Berlin hat die Behauptung des ehemaligen britischen Premierministers Boris Johnson, Deutschland hätte eine rasche Kapitulation der Ukraine vor Russland gewollt, als "völligen Unsinn" bezeichnet. Regierungssprecher Steffen Hebestreit reagierte damit am Mittwoch auf die Äußerungen Johnsons in einem Interview mit dem US-Sender CNN, in dem er unter anderem andeutete, dass sich die Bundesregierung aus wirtschaftlichen Gründen ein schnelles Ende des Konflikts zwischen Russland und der Ukraine gewünscht habe. Hebestreit trat der Behauptung mit den Worten entgegen:
"Wir wissen, dass der sehr unterhaltsame frühere Premier immer ein eigenes Verhältnis zur Wahrheit hat – das ist auch in diesem Fall nicht anders."

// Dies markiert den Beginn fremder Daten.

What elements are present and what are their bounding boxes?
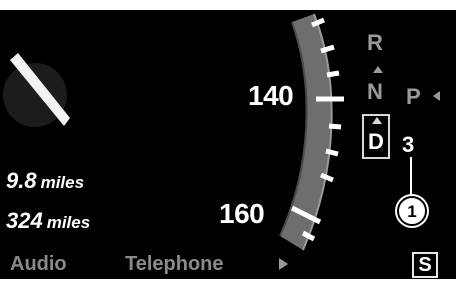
trip-distance-2-value: 324 [6,208,43,233]
callout-leader-line [410,157,412,197]
trip-distance-1-value: 9.8 [6,168,37,193]
dial-tick [325,148,339,157]
triangle-up-icon [373,66,383,73]
speed-label-140: 140 [248,80,294,111]
instrument-cluster-display: 140 160 9.8 miles 324 miles Audio Telephon… [0,0,456,285]
gear-reverse: R [367,30,383,55]
sport-mode-indicator: S [412,252,438,278]
menu-item-audio[interactable]: Audio [10,253,67,276]
dial-tick [328,123,342,130]
trip-distance-2: 324 miles [6,208,90,234]
current-gear-number: 3 [402,132,415,157]
triangle-up-icon [372,117,382,124]
speed-label-160: 160 [219,198,265,229]
bottom-border [0,279,456,285]
triangle-left-icon [433,91,440,101]
trip-distance-1: 9.8 miles [6,168,84,194]
gear-neutral: N [367,79,383,104]
menu-item-telephone[interactable]: Telephone [125,253,224,276]
dial-tick [326,70,340,78]
trip-distance-2-unit: miles [46,213,91,232]
trip-distance-1-unit: miles [40,173,85,192]
callout-marker: 1 [397,196,427,226]
gear-park: P [406,84,421,109]
triangle-right-icon[interactable] [279,258,288,270]
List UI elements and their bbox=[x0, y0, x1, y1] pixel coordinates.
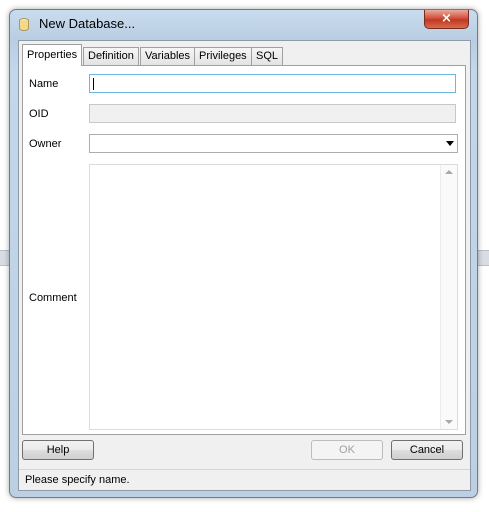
oid-input bbox=[89, 104, 456, 123]
ok-button[interactable]: OK bbox=[311, 440, 383, 460]
window-title: New Database... bbox=[39, 16, 136, 31]
status-bar: Please specify name. bbox=[19, 469, 470, 490]
text-caret bbox=[93, 78, 94, 90]
tab-variables[interactable]: Variables bbox=[140, 47, 196, 65]
oid-label: OID bbox=[29, 108, 49, 120]
properties-page: Name OID Owner Comment bbox=[22, 65, 466, 435]
title-bar[interactable]: New Database... × bbox=[10, 10, 477, 38]
name-input[interactable] bbox=[89, 74, 456, 93]
status-message: Please specify name. bbox=[25, 474, 130, 486]
database-icon bbox=[19, 18, 29, 31]
help-button[interactable]: Help bbox=[22, 440, 94, 460]
dialog-client-area: Properties Definition Variables Privileg… bbox=[18, 40, 471, 491]
cancel-button[interactable]: Cancel bbox=[391, 440, 463, 460]
scroll-down-icon[interactable] bbox=[445, 420, 453, 424]
new-database-dialog: New Database... × Properties Definition … bbox=[9, 9, 478, 498]
comment-label: Comment bbox=[29, 292, 77, 304]
scroll-up-icon[interactable] bbox=[445, 170, 453, 174]
tab-privileges[interactable]: Privileges bbox=[194, 47, 252, 65]
name-label: Name bbox=[29, 78, 59, 90]
close-button[interactable]: × bbox=[424, 10, 469, 29]
tab-bar: Properties Definition Variables Privileg… bbox=[22, 44, 462, 66]
owner-select[interactable] bbox=[89, 134, 458, 153]
chevron-down-icon[interactable] bbox=[446, 141, 454, 146]
tab-properties[interactable]: Properties bbox=[22, 44, 83, 66]
comment-textarea[interactable] bbox=[89, 164, 458, 430]
comment-scrollbar[interactable] bbox=[440, 165, 457, 429]
owner-label: Owner bbox=[29, 138, 62, 150]
close-icon: × bbox=[441, 11, 452, 26]
tab-definition[interactable]: Definition bbox=[83, 47, 139, 65]
tab-sql[interactable]: SQL bbox=[251, 47, 284, 65]
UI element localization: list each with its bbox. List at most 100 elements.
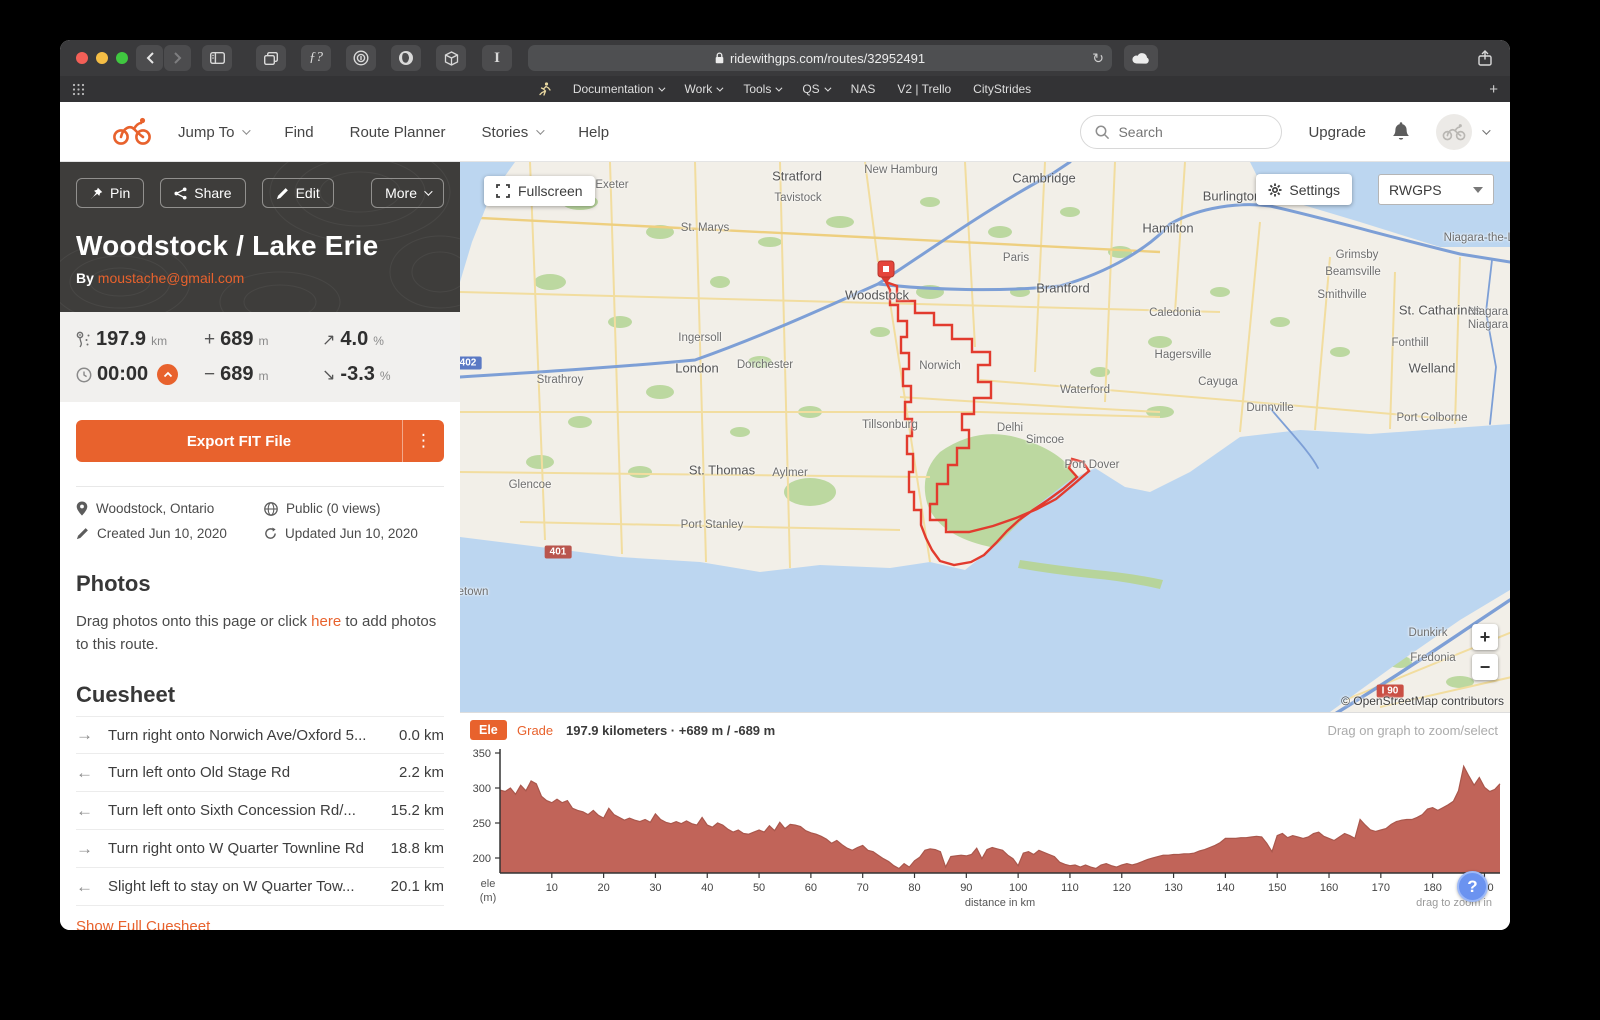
- more-label: More: [385, 185, 417, 201]
- upgrade-link[interactable]: Upgrade: [1308, 124, 1366, 141]
- fullscreen-button[interactable]: Fullscreen: [484, 176, 595, 206]
- search-icon: [1095, 125, 1110, 140]
- cue-distance: 18.8 km: [380, 840, 444, 857]
- x-tick-label: 130: [1164, 882, 1182, 894]
- new-bookmark-button[interactable]: +: [1489, 81, 1498, 98]
- tab-overview-button[interactable]: [256, 45, 286, 71]
- bookmark-items: Documentation Work Tools QS NAS V2 | Trello Ci…: [60, 82, 1510, 96]
- help-button[interactable]: ?: [1457, 871, 1488, 902]
- close-window-button[interactable]: [76, 52, 88, 64]
- more-menu-button[interactable]: More: [371, 178, 444, 208]
- chevron-up-icon: [163, 371, 173, 378]
- route-sidebar: Pin Share Edit More Woodstock /: [60, 162, 460, 930]
- route-map[interactable]: ExeterStratfordNew HamburgTavistockCambr…: [460, 162, 1510, 712]
- share-route-button[interactable]: Share: [160, 178, 245, 208]
- notifications-button[interactable]: [1392, 122, 1410, 142]
- sidebar-toggle-button[interactable]: [202, 45, 232, 71]
- x-tick-label: 100: [1009, 882, 1027, 894]
- duckduckgo-button[interactable]: [391, 45, 421, 71]
- browser-title-bar: ƒ? I ridewithgps.com/routes/32952491 ↻: [60, 40, 1510, 76]
- nav-link-label: Find: [284, 124, 313, 141]
- add-photos-link[interactable]: here: [311, 613, 341, 630]
- bookmark-item[interactable]: Tools: [743, 82, 780, 96]
- gear-icon: [1268, 183, 1282, 197]
- instapaper-button[interactable]: I: [482, 45, 512, 71]
- x-tick-label: 70: [857, 882, 869, 894]
- chevron-down-icon: [776, 84, 783, 91]
- photos-heading: Photos: [76, 571, 444, 597]
- cloud-icon: [1132, 53, 1150, 64]
- cuesheet-row[interactable]: →Turn right onto Norwich Ave/Oxford 5...…: [76, 716, 444, 754]
- ridewithgps-logo[interactable]: [112, 116, 152, 151]
- keyhole-circle-icon: [353, 50, 369, 66]
- search-box[interactable]: [1080, 115, 1282, 149]
- bell-icon: [1392, 122, 1410, 142]
- osm-attribution[interactable]: © OpenStreetMap contributors: [1341, 694, 1504, 708]
- pencil-icon: [276, 187, 289, 200]
- elevation-chart[interactable]: 2002503003501020304050607080901001101201…: [460, 713, 1510, 930]
- userscripts-button[interactable]: ƒ?: [301, 45, 331, 71]
- export-fit-button[interactable]: Export FIT File ⋮: [76, 420, 444, 462]
- cue-distance: 20.1 km: [380, 878, 444, 895]
- site-header: Jump To Find Route Planner Stories Help Upgr…: [60, 102, 1510, 162]
- nav-link-label: Stories: [482, 124, 529, 141]
- minimize-window-button[interactable]: [96, 52, 108, 64]
- zoom-window-button[interactable]: [116, 52, 128, 64]
- account-menu-chevron[interactable]: [1482, 126, 1490, 134]
- export-options-button[interactable]: ⋮: [402, 420, 444, 462]
- onepassword-button[interactable]: [346, 45, 376, 71]
- browser-window: ƒ? I ridewithgps.com/routes/32952491 ↻: [60, 40, 1510, 930]
- cuesheet-row[interactable]: ←Slight left to stay on W Quarter Tow...…: [76, 868, 444, 906]
- nav-link-stories[interactable]: Stories: [482, 124, 543, 141]
- nav-link-route-planner[interactable]: Route Planner: [350, 124, 446, 141]
- forward-button[interactable]: [164, 45, 191, 71]
- cue-instruction: Turn right onto W Quarter Townline Rd: [108, 840, 380, 857]
- y-tick-label: 350: [473, 748, 491, 760]
- back-button[interactable]: [136, 45, 163, 71]
- cuesheet-row[interactable]: ←Turn left onto Sixth Concession Rd/...1…: [76, 792, 444, 830]
- bookmark-item[interactable]: Work: [685, 82, 722, 96]
- primary-nav: Jump To Find Route Planner Stories Help: [178, 102, 609, 162]
- cue-distance: 2.2 km: [380, 764, 444, 781]
- url-field[interactable]: ridewithgps.com/routes/32952491 ↻: [528, 45, 1112, 71]
- nav-link-jump-to[interactable]: Jump To: [178, 124, 248, 141]
- search-input[interactable]: [1118, 124, 1258, 140]
- runner-icon: [539, 82, 551, 96]
- meta-pencil: Created Jun 10, 2020: [76, 526, 256, 541]
- bookmark-item[interactable]: V2 | Trello: [897, 82, 951, 96]
- cuesheet-row[interactable]: →Turn right onto W Quarter Townline Rd18…: [76, 830, 444, 868]
- pin-button[interactable]: Pin: [76, 178, 144, 208]
- bookmark-item[interactable]: Documentation: [573, 82, 663, 96]
- x-tick-label: 30: [649, 882, 661, 894]
- bookmark-item[interactable]: CityStrides: [973, 82, 1031, 96]
- distance-value: 197.9: [96, 328, 146, 351]
- route-header: Pin Share Edit More Woodstock /: [60, 162, 460, 312]
- basemap-select[interactable]: RWGPS: [1378, 174, 1494, 205]
- avatar[interactable]: [1436, 114, 1472, 150]
- bookmark-item[interactable]: NAS: [851, 82, 876, 96]
- show-full-cuesheet-link[interactable]: Show Full Cuesheet: [76, 918, 210, 930]
- map-zoom-out-button[interactable]: −: [1472, 654, 1498, 680]
- edit-route-button[interactable]: Edit: [262, 178, 334, 208]
- icloud-tabs-button[interactable]: [1124, 45, 1158, 71]
- arrow-up-right-icon: ↗: [322, 330, 335, 350]
- cue-instruction: Turn left onto Old Stage Rd: [108, 764, 380, 781]
- x-tick-label: 10: [546, 882, 558, 894]
- share-button[interactable]: [1470, 45, 1500, 71]
- arrow-down-right-icon: ↘: [322, 365, 335, 385]
- author-link[interactable]: moustache@gmail.com: [98, 270, 245, 286]
- reload-button[interactable]: ↻: [1092, 50, 1104, 67]
- meta-text: Public (0 views): [286, 501, 381, 516]
- extension-box-button[interactable]: [436, 45, 466, 71]
- nav-link-find[interactable]: Find: [284, 124, 313, 141]
- cuesheet-row[interactable]: ←Turn left onto Old Stage Rd2.2 km: [76, 754, 444, 792]
- nav-link-help[interactable]: Help: [578, 124, 609, 141]
- chevron-down-icon: [658, 84, 665, 91]
- bookmark-label: QS: [802, 82, 819, 96]
- expand-time-button[interactable]: [157, 364, 178, 385]
- photos-help-text: Drag photos onto this page or click here…: [76, 611, 444, 656]
- map-zoom-in-button[interactable]: +: [1472, 624, 1498, 650]
- map-settings-button[interactable]: Settings: [1256, 174, 1352, 205]
- bookmark-item[interactable]: QS: [802, 82, 828, 96]
- chevron-down-icon: [424, 187, 432, 195]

Bundeskanzler Olaf Scholz (SPD) und die Bundesregierung insgesamt hätten sich für substanzielle Waffenlieferungen an die Ukraine entschieden, von daher "sprechen die Fakten gegen diese Unterstellung", ergänzte der Regierungssprecher.
Auf die Frage von Journalisten, ob er Johnson als Lügner bezeichnen würde, bekräftigte Hebestreit seine vorherige Aussage, antwortete aber nicht direkt auf die Frage. So sagte er: "[Johnson] hat immer einen sehr persönlichen Zugang zur Wahrheit." Hebestreit fügte hinzu, dass er dies "aus erster Hand" wisse, da er "nur wenige Tage vor Kriegsbeginn an Gesprächen mit dem damaligen britischen Premierminister in München teilgenommen hat".
Die Aussagen machte Johnson dem Sender zufolge bereits am Montag gegenüber CNN Portugal. Sie erreichten aber erst am Mittwoch ein größeres Publikum. So erzählte Johnson in einem Gespräch mit dem CNN-Moderator Richard Quest in Lissabon, dass Deutschland "zu einem bestimmten Zeitpunkt" der Ansicht gewesen sei, dass – "wenn ein Krieg in der Ukraine ausbrechen würde, was eine Katastrophe wäre – es besser wäre, wenn die ganze Sache schnell vorbei wäre und die Ukraine zusammenbrechen würde". Berlin stützte seine Position auch mit "allen möglichen guten wirtschaftlichen Gründen", fügte der ehemalige britische Regierungschef hinzu.
Hebestreit konterte am Mittwoch, dass eine solche Behauptung schlichtweg nicht den Tatsachen entspreche. Bundeskanzler Scholz und seine Regierung hätten "mit einer jahrzehntelangen Praxis in diesem Land gebrochen, keine Waffen in Krisenregionen und Kriegsgebiete zu schicken", betonte er und fügte hinzu, dass die deutsche Militärhilfe für Kiew "sowohl qualitativ als auch quantitativ beispiellos" sei.
Nach dem Beginn der russischen Militäraktion in der Ukraine schloss sich Deutschland allen westlichen Sanktionen gegen Moskau an und lieferte massive Mengen an Waffen an Kiew, darunter sowohl Kleinwaffen und Artillerie als auch Luftabwehrsysteme. Scholz und seine Regierung wurden jedoch sowohl von Kiew als auch von zahlreichen deutschen Politikern häufig dafür kritisiert, dass sie angeblich nicht alle von der Ukraine angeforderten Waffensysteme liefern wollten.
Neben Deutschland hatte Johnson in diesem Gespräch mit dem CNN-Moderator auch Frankreich und Italien für ihre Haltungen kritisiert. So habe Paris laut dem britischen Ex-Premierminister seinerseits die Wahrheit nicht erkennen wollen und die Möglichkeit eines bewaffneten Konflikts in der Ukraine "bis zum letzten Moment geleugnet". Die damals von Mario Draghi geführte Regierung in Italien habe laut Johnson einmal "einfach gesagt, sie könne ihre Position nicht weiter vertreten", weil sie "enorm" von russischen Energieträgern abhängig sei.
London zählt inzwischen zu den größten Waffenlieferanten der Ukraine. Zugleich bilden die britischen Streitkräfte auch ukrainische Soldaten in Großbritannien aus. Johnson selbst hatte Kiew in den vergangenen Monaten mehrmals besucht.